Abstract
Accelerated longitudinal designs (ALD) allow studying developmental processes usually spanning multiple years in a much shorter time framework by including participants from different age cohorts, which are assumed to share the same population parameters. However, different cohorts may have been exposed to dissimilar contextual factors, resulting in different developmental trajectories. If such differences are not accounted for, the generating process will not be adequately characterized. In this paper, we propose a continuous-time latent change score model as an approach to capture cohort differences affecting the speed of maturation of psychological processes in ALDs. This approach fills an important gap in the literature because, until now, no method existed for this goal. Using a Monte-Carlo simulation study, we show that the proposed model detects cohort differences adequately, regardless of their size in the population. Our proposed model can help developmental researchers control for cohort effects in the context of ALDs.
Disclosure statement
The authors report there are no competing interests to declare.
Notes
1 Quadratic and higher order components are also sometimes interpreted a rate of acceleration (e.g., Finkel et al., Citation2007; Gerstorf et al., Citation2011).

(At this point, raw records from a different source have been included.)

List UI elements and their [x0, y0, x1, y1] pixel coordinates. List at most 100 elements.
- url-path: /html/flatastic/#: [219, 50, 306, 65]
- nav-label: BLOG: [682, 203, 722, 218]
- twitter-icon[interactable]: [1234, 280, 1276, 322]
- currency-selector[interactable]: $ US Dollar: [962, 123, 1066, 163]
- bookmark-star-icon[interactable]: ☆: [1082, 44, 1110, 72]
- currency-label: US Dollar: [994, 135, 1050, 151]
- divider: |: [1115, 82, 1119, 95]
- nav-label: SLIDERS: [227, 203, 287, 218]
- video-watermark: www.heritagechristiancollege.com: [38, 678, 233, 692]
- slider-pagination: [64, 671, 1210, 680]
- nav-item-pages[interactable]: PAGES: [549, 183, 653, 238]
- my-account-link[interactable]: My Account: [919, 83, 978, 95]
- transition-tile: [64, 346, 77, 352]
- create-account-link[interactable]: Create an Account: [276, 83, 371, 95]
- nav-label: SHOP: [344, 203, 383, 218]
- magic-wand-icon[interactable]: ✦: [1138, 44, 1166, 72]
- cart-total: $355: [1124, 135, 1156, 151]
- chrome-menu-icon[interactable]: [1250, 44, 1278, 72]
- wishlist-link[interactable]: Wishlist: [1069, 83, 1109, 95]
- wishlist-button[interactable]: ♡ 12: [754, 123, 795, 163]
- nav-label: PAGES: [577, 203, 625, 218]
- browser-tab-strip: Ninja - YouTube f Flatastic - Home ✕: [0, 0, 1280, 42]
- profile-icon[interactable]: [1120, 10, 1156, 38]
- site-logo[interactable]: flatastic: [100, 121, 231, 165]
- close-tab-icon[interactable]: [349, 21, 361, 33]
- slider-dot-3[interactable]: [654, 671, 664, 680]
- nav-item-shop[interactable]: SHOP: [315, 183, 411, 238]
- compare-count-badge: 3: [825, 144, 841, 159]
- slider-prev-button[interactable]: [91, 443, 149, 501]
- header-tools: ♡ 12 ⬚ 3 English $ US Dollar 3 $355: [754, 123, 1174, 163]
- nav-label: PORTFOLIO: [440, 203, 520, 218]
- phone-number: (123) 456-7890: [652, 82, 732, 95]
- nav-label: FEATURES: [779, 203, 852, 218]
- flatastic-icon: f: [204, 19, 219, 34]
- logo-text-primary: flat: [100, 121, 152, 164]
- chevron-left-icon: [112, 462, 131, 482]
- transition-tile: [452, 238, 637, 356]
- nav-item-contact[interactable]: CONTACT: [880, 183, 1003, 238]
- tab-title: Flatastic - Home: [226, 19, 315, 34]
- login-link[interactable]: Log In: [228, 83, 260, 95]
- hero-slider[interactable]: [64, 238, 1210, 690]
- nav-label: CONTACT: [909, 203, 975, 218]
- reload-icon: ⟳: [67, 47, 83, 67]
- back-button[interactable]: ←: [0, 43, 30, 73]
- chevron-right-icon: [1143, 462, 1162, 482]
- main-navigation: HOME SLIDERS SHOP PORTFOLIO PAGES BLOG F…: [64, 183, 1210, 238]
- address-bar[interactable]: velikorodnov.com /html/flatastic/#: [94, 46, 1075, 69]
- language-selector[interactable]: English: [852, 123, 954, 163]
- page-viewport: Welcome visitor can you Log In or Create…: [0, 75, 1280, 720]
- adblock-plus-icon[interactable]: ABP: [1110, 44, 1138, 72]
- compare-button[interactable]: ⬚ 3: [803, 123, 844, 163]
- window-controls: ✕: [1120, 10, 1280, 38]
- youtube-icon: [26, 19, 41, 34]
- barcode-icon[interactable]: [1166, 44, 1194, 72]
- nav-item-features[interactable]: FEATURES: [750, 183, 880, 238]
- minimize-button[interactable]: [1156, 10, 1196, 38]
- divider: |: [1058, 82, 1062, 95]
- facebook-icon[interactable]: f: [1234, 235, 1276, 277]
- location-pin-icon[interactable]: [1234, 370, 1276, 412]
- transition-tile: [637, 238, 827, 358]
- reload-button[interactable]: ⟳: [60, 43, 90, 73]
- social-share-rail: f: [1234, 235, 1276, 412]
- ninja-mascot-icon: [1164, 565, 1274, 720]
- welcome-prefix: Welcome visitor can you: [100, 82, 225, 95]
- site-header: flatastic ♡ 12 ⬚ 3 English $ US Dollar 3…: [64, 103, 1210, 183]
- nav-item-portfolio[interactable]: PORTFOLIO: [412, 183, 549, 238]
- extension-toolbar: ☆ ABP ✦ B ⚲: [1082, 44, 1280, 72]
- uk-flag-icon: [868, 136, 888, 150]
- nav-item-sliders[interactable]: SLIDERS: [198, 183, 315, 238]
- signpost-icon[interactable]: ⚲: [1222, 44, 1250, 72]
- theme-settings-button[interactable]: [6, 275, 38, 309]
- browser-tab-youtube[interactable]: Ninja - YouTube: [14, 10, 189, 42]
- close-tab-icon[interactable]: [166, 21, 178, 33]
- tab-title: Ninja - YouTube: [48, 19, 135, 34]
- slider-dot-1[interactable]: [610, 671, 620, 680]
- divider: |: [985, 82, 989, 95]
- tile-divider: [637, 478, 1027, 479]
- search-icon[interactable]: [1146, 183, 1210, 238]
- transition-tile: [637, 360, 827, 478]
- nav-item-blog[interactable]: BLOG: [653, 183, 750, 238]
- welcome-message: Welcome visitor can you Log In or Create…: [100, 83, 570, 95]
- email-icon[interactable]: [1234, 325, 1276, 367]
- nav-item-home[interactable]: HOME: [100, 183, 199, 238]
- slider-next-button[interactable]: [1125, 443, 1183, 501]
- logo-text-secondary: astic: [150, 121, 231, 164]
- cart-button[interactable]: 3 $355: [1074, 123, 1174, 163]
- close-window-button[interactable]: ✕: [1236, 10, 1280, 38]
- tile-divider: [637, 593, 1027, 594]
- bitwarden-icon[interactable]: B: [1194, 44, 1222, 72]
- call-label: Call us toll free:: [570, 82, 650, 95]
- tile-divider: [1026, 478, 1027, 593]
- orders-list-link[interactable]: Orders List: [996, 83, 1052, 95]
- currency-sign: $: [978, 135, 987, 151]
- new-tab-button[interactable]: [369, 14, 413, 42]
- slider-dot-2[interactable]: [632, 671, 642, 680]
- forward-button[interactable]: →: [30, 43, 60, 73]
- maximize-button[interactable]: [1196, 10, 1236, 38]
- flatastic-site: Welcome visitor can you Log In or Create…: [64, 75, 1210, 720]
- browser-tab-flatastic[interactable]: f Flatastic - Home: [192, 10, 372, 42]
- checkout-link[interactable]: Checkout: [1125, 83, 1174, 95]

2 Further within-individual variability could be incorporated into the model in the form of prediction errors (i.e., innovation or dynamic error) at the latent level (Oravecz et al., Citation2011; Voelkle et al., Citation2012; Voelkle & Oud, Citation2015). This specification, however, is very uncommon in the LCS framework.
3 LCS models are also capable of capturing exponential trajectories of accelerated (instead of decelerated) change, which are defined by a positive self-feedback. In such scenarios, scores further from the initial level lead to larger subsequent changes, resulting in a pattern of “explosive” change, where even small increases in time lead to dramatic changes in the variable of interest.
4 When the latent level of y is measured by multiple indicators, Equation 9 can be extended to include them. In that case, the dimensions of the vector of observed variables, the matrix of factor loadings, and the vector of measurement errors are rescaled according to the number of indicators.
5 Note that the dual LCS model described in previous sections and the LCS model with moderators from Equations (10)–(12) differ in the interpretation of some parameters. In the former, the parameters β, µa, and σa describe the trajectories of the whole sample of participants, whereas in our model they refer to participants with a value of zero in the cohort variable (i.e., when cohk = 0).
6 When cohort effects are null (d = 0), the parameters λβ, λµa, and λσa have populational values of zero (θ = 0), and thus computing the RB would imply dividing by zero. In such conditions, RB was computed by dividing the absolute bias by the minimum value for θ in our study, that is, the population value of λβ, λµa, and λσa in conditions with small cohort differences (d = .1).